“Quero um primeiro-ministro/ pra comer ao pequeno-almoço” bem podia ser um pedido feito por Hannibal Lecter, mas esta ordem é dada com o sotaque portuense de António Pedro Ribeiro, vocalista dos Sereias, na faixa Primeiro-Ministro, disponibilizada online a 25 de setembro, em plena campanha eleitoral para as legislativas portuguesas. Estava lançado o manifesto anarco-punk da banda que amanhã, 5 de novembro, lança o seu primeiro álbum: O País a Arder.
“Esta letra já é antiga, do tempo do Sócrates. Não se aplica só a um primeiro-ministro, não se aplica só ao Costa”, explica António Pedro ao i. “Queria pôr em causa todos os poderes e hierarquias”, diz. “Neste caso, [a música] põe em causa um sistema de poder que vigora em Portugal há décadas”.

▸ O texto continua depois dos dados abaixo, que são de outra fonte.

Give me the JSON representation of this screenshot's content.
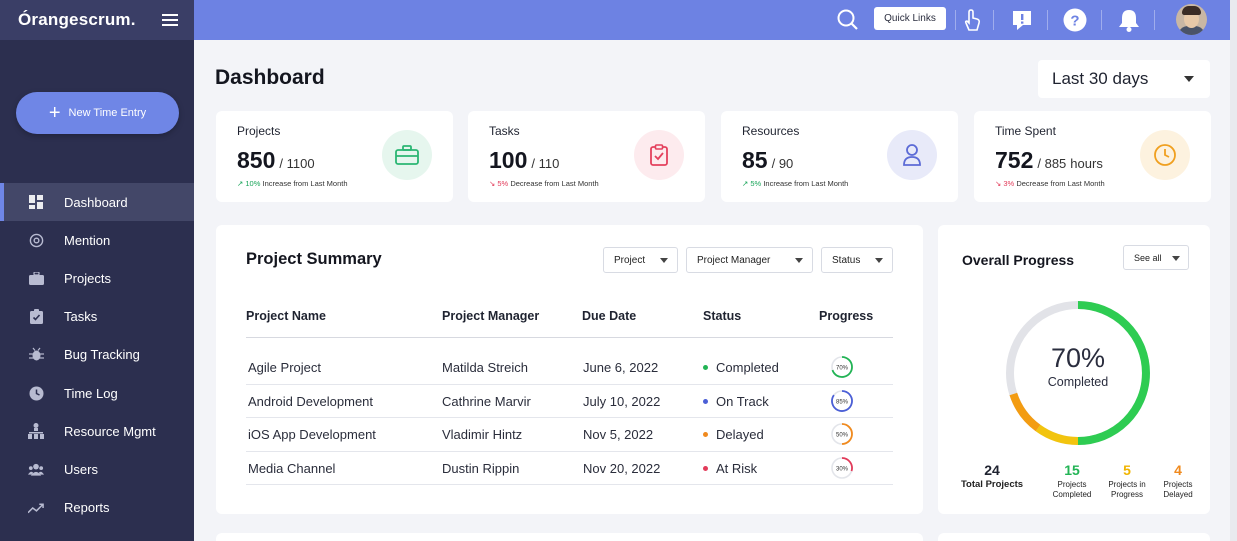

Estamos no campo, portanto, da música de intervenção com uma crítica intemporal. Os Sereias enquadravam-se bem tanto no 25 de Abril (atentar na música FP-25 – Forças Populares 25 de Abril), como na altura em que o FMI entrou em Portugal para tentar resolver a crise financeira, ou, claro está, em 2019. “Podíamos ter aparecido antes, podíamos ter aparecido depois”, diz o vocalista, poeta, autor de 15 livros, candidato dos partidos PSR, Bloco de Esquerda e MRPP e ex-candidato à Presidência da República. Mas a questão que permanece é: porquê agora? “Tal como os Mão Morta e outras bandas que já vêm de trás, acho que, no fundo, somos uma resposta a estes tempos que correm. É o contexto português e mundial, é o tédio que se vive, a doença, as conversas de café desinteressantes que se têm tantas vezes, a imbecilidade da televisão, os programas da manhã e da tarde que nos infantilizam e nos tratam como atrasados mentais”, sustenta.
Os programas da manhã são um dos alvos do disco, aqui tratados na música Putas da TV : “Falais de curas de emagrecimento/ e de culinária/ sois as putas da tv”. Mas este não é o único tema nas letras ácidas e provocatórias de Ribeiro, que não se cansa de desferir farpas contra o estado político do país. “O país a arder/ e eu também/ o país a chorar/ e eu a enlouquecer”, pode ouvir-se na música que encerra o trabalho e que partilha nome com o álbum – as alusões ao fogo são, aliás, transversais ao projeto.
Livres e selvagens Nascidas da liberdade do jazz e da selvajaria do punk, as dez faixas que compõem O País a Arder (descritas pela banda como “jazz-punk pós-aquático”) são acompanhadas por um descontrolado saxofone (soprado por Julius Gabriel, que ainda tem o seu projeto em nome próprio e empresta os seus serviços a bandas como os Glockenwise ou os Solar Corona); o sintetizador cósmico de Nils Meisel; os acordes punk rock de Sérgio Rocha; e uma secção rítmica, composta por João Pires (bateria) e Tommy Luther Hughes (baixo), que de alguma forma tenta oferecer coesão a toda esta loucura.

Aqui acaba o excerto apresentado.